Il a commencé par asséner trois coups de planches de bois à la tête de son voisin. L’homme a souffert d’une grave lacération à la tête.

Brisson annonce qu’il vient chercher sa voisine pour l’amener en Suisse. L’agresseur se dirige vers la chambre où il saisit une jeune femme de 22 ans par les cheveux et l’entraîne de force dans son camion Chevrolet Silverado.

Brisson se dirige vers le pont Pierre-Laporte. Sa captive voit un couteau près du tableau de bord. Elle demande au conducteur s’il va lui faire du mal. «Jamais, rétorque Charles Brisson. Ils s’en viennent, je vais te sauver la vie.»

Le conducteur tient alors des propos sur le fait que le gouvernement et les services secrets sont à ses trousses. Il doit aller en Gaspésie et prendre ensuite un vol pour la Russie, dit-il.

Une tempête de neige fait rage. À Montmagny, les policiers bloquent l’autoroute 20. Charles Brisson se dirige vers une station d’essence pour faire le plein. Lorsqu’il sort payer, la jeune femme réussit à s’enfuir et à se réfugier dans une ambulance qui passe par là.

Chasse à l’homme

Les policiers réussissent à repérer le Silverado grâce au système On-Star. Ils entament une chasse à l’homme sur environ deux kilomètres pour rattraper Brisson.

Les patrouilleurs finissent par percuter le camion pour le forcer à s’immobiliser en plein centre-ville de Montmagny. Brisson rétorque en fonçant à son tour sur l’auto-patrouille.

Les agents sortent, arme au poing. Brisson résiste et saisit même le canon de l’arme d’un policier. Le fuyard sera finalement mis en état d’arrestation.

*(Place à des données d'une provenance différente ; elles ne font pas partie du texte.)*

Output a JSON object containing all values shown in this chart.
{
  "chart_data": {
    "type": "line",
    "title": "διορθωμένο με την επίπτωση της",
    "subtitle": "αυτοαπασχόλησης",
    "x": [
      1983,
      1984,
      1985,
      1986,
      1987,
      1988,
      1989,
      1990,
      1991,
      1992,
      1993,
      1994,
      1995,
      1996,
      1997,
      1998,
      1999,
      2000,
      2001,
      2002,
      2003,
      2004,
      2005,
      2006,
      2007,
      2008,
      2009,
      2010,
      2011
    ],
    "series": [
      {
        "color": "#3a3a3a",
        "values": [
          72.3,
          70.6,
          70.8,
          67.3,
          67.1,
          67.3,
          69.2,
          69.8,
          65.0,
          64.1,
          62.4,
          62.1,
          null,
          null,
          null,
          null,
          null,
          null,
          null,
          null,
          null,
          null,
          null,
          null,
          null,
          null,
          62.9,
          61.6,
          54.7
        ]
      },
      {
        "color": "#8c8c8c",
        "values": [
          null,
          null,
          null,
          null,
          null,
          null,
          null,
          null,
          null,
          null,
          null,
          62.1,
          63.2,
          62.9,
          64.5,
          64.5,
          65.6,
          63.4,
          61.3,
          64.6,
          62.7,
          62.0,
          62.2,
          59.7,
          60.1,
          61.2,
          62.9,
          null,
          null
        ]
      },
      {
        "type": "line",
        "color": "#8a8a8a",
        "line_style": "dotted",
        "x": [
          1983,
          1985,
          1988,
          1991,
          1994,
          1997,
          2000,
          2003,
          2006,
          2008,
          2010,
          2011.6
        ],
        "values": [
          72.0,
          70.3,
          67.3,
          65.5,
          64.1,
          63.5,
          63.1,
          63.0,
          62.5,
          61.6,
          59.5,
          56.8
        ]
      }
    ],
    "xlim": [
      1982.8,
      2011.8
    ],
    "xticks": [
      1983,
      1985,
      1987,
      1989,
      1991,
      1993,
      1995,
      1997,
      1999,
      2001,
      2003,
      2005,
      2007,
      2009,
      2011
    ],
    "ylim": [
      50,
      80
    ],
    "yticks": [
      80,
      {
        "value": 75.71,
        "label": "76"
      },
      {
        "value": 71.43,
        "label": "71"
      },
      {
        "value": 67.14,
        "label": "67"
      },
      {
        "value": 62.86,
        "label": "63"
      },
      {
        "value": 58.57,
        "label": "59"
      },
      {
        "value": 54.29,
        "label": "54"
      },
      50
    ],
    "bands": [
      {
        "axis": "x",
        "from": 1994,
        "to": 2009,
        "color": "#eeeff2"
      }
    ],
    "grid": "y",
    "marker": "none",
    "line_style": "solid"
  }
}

Charles Brisson dira aux policiers qu’il croyait que la victime était victime de viol et retenue contre son gré. Il évoque le fait que, lorsqu’il était nouveau-né, sa mère l’avait vendu à l’État islamique... ou à Geoff Molson.

Devant cette preuve, la juge Marie-Claude Gilbert de la Cour du Québec n’a eu d’autre choix que de déclarer l’accusé non criminellement responsable pour cause de troubles mentaux. 

La juge Gilbert a souligné le côté «épouvantable» de la mésaventure et a exprimé le souhait que la jeune femme victime, présente dans la salle d’audience, puisse reprendre le cours de sa vie sans trop de séquelles.

Charles Brisson reste détenu en milieu hospitalier. Le Tribunal administratif du Québec statuera bientôt sur son sort.